Par une requête enregistrée le 2 décembre 2024, Mme B A conteste la décision du 6 août 2024 par laquelle le président du conseil départemental de la Seine-Saint-Denis a rejeté sa demande tendant à l'attribution d'une carte mobilité inclusion mention " stationnement ".

Vu les autres pièces du dossier.

Vu le code de justice administrative.

Considérant ce qui suit :

1. Aux termes du 4° de l'article R. 222-1 du code de justice administrative, les premiers vice-présidents des tribunaux administratifs peuvent, par ordonnance, " rejeter les requêtes manifestement irrecevables, lorsque () elles n'ont pas été régularisées à l'expiration du délai imparti par une demande en ce sens ". Cette procédure ne nécessite ni instruction contradictoire préalable, ni convocation d'une audience.

2. Aux termes de l'article R. 412-1 du code de justice administrative : " La requête doit, à peine d'irrecevabilité, être accompagnée, sauf impossibilité justifiée, de la décision attaquée ou, dans le cas mentionné à l'article R. 421-2, de la pièce justifiant de la date de dépôt de la réclamation () ".

3. Mme A a transmis sa requête sans l'accompagner de la décision attaquée.
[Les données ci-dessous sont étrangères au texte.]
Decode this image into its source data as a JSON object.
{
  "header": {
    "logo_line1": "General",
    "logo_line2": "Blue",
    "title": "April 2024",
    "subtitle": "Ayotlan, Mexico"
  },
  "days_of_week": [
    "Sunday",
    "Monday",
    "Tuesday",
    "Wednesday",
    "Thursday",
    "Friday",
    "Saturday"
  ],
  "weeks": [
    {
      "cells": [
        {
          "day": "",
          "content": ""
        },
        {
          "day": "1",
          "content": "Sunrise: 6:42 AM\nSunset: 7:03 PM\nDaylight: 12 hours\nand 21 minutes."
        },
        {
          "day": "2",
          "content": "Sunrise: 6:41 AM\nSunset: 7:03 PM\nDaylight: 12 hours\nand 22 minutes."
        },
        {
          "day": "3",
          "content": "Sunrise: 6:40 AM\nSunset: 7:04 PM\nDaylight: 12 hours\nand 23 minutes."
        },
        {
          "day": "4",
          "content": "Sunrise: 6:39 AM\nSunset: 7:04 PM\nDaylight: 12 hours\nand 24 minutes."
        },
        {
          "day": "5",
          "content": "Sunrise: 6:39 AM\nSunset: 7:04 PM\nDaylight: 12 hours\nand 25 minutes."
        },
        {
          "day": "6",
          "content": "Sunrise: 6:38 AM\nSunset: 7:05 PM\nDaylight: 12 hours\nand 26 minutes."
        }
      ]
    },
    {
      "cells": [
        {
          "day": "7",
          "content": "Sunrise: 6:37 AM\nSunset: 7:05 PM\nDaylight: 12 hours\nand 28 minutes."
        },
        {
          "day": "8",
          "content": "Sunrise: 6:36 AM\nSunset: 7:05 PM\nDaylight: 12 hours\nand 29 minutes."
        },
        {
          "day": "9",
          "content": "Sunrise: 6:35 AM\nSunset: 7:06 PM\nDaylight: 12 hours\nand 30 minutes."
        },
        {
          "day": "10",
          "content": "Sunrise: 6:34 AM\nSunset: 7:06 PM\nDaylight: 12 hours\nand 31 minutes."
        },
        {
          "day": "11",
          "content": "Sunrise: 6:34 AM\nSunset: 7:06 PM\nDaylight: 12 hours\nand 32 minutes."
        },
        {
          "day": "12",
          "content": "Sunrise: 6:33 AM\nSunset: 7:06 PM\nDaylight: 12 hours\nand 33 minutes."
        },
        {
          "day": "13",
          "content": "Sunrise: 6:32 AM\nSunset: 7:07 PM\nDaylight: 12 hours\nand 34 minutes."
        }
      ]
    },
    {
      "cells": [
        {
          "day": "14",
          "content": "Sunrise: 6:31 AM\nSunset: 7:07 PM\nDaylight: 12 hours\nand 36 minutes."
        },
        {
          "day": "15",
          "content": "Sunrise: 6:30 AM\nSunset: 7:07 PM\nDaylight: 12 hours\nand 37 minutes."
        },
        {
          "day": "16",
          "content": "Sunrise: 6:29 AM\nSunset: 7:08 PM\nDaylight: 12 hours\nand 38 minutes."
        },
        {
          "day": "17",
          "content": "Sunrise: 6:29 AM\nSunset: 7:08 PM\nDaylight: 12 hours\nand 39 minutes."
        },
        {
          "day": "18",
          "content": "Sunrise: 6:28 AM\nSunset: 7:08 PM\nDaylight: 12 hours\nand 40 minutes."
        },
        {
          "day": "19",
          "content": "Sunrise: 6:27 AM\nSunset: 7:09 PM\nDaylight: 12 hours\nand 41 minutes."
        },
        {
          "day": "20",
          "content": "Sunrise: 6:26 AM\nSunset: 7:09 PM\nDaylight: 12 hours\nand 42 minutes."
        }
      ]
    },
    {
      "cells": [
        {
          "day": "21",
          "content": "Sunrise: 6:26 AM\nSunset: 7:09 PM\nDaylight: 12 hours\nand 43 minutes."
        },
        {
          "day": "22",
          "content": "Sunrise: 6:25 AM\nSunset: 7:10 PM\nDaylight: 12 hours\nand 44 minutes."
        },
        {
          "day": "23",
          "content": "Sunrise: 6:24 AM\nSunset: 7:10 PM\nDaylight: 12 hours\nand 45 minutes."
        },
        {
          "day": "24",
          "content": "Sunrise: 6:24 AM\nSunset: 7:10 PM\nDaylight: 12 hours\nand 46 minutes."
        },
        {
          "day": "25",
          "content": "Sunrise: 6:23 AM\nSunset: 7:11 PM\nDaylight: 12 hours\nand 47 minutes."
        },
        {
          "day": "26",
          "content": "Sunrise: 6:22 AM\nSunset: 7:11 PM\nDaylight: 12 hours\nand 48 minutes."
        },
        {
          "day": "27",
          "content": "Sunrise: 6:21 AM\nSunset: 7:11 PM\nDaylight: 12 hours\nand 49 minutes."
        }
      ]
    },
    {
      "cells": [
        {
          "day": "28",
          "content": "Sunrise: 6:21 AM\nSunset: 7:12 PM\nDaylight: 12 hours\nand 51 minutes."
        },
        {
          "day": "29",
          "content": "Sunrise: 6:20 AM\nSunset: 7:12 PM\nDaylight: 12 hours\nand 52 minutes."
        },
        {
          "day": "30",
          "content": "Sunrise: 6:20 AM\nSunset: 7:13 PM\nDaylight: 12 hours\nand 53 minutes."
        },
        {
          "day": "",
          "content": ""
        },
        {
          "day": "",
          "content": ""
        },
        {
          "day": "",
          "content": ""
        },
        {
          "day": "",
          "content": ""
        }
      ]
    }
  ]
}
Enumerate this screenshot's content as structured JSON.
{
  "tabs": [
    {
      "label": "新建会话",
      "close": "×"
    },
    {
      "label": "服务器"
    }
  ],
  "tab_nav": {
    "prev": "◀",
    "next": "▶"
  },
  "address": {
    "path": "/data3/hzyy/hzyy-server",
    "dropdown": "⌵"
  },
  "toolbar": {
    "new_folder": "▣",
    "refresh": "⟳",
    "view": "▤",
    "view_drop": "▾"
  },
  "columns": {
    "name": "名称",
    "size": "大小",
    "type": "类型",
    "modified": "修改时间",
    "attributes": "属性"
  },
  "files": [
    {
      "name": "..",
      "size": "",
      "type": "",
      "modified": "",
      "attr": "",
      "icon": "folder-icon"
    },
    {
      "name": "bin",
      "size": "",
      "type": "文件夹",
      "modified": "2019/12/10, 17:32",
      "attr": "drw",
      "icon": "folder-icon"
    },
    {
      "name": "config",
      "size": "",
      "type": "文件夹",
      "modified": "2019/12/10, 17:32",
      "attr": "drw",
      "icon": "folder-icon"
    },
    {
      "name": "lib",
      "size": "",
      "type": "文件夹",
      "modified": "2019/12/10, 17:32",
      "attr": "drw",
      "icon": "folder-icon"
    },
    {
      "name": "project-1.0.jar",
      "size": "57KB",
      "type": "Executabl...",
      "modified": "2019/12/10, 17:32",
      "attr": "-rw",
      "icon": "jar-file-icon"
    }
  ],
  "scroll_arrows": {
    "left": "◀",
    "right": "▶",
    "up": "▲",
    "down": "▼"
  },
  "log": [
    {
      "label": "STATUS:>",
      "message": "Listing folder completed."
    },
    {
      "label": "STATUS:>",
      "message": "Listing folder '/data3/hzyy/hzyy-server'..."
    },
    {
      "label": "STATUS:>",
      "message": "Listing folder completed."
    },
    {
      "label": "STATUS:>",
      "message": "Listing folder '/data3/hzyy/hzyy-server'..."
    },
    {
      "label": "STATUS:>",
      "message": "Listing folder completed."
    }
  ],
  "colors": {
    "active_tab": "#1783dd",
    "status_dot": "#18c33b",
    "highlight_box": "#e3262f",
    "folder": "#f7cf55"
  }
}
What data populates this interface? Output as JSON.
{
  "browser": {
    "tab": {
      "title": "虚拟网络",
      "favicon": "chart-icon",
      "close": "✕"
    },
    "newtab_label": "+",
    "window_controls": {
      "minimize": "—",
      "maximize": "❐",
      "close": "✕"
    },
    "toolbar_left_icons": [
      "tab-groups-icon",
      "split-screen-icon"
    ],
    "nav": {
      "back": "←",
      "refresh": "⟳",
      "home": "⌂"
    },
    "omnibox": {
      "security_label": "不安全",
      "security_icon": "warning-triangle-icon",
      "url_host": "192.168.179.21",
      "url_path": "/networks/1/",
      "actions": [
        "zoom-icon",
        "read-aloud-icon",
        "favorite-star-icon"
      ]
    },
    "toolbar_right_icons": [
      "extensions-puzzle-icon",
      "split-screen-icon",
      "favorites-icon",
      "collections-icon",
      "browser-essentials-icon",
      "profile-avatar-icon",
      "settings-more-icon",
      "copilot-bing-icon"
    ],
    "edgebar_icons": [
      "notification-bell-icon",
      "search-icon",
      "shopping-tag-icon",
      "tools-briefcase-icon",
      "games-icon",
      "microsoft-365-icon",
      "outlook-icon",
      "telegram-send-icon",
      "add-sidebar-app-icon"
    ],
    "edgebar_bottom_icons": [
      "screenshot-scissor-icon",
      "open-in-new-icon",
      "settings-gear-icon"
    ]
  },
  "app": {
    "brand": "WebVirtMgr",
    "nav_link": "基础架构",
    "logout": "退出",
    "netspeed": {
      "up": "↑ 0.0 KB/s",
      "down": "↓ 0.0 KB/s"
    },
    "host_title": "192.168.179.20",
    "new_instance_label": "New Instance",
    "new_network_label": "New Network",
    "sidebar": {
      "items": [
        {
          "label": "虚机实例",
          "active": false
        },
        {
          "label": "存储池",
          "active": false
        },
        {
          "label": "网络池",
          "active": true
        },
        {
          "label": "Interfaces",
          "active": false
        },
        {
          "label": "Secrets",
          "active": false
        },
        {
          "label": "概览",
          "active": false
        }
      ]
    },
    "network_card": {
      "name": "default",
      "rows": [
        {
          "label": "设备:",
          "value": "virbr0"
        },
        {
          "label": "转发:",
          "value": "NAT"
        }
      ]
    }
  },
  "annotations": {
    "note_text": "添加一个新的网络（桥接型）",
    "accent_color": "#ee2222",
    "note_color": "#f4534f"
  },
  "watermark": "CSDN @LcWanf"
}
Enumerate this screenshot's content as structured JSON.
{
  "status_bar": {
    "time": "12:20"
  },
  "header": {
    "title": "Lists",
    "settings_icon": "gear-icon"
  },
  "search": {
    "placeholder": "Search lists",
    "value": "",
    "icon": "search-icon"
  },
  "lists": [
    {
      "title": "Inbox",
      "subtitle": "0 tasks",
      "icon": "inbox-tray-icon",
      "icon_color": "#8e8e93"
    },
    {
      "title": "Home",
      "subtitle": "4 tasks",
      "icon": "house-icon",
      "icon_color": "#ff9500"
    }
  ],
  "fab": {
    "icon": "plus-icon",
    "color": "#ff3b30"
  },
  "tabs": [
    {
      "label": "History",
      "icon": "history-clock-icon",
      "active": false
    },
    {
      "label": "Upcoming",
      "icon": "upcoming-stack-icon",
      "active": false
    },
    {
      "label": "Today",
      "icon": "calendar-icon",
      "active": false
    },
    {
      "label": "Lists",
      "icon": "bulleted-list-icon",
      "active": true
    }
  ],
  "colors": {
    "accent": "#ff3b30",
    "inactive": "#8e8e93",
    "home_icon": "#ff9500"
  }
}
Le tribunal l'a invitée à régulariser sa requête dans un délai d'un mois, par un courrier dont elle a accusé réception le 20 janvier 2025. En dépit de ce courrier, Mme A n'a pas transmis la décision attaquée. Pour cette raison, la requête de Mme A est manifestement irrecevable et doit être rejetée par ordonnance.

ORDONNE :

Article 1er : La requête de Mme A est rejetée.

Article 2 : La présente ordonnance sera notifiée à Mme B A.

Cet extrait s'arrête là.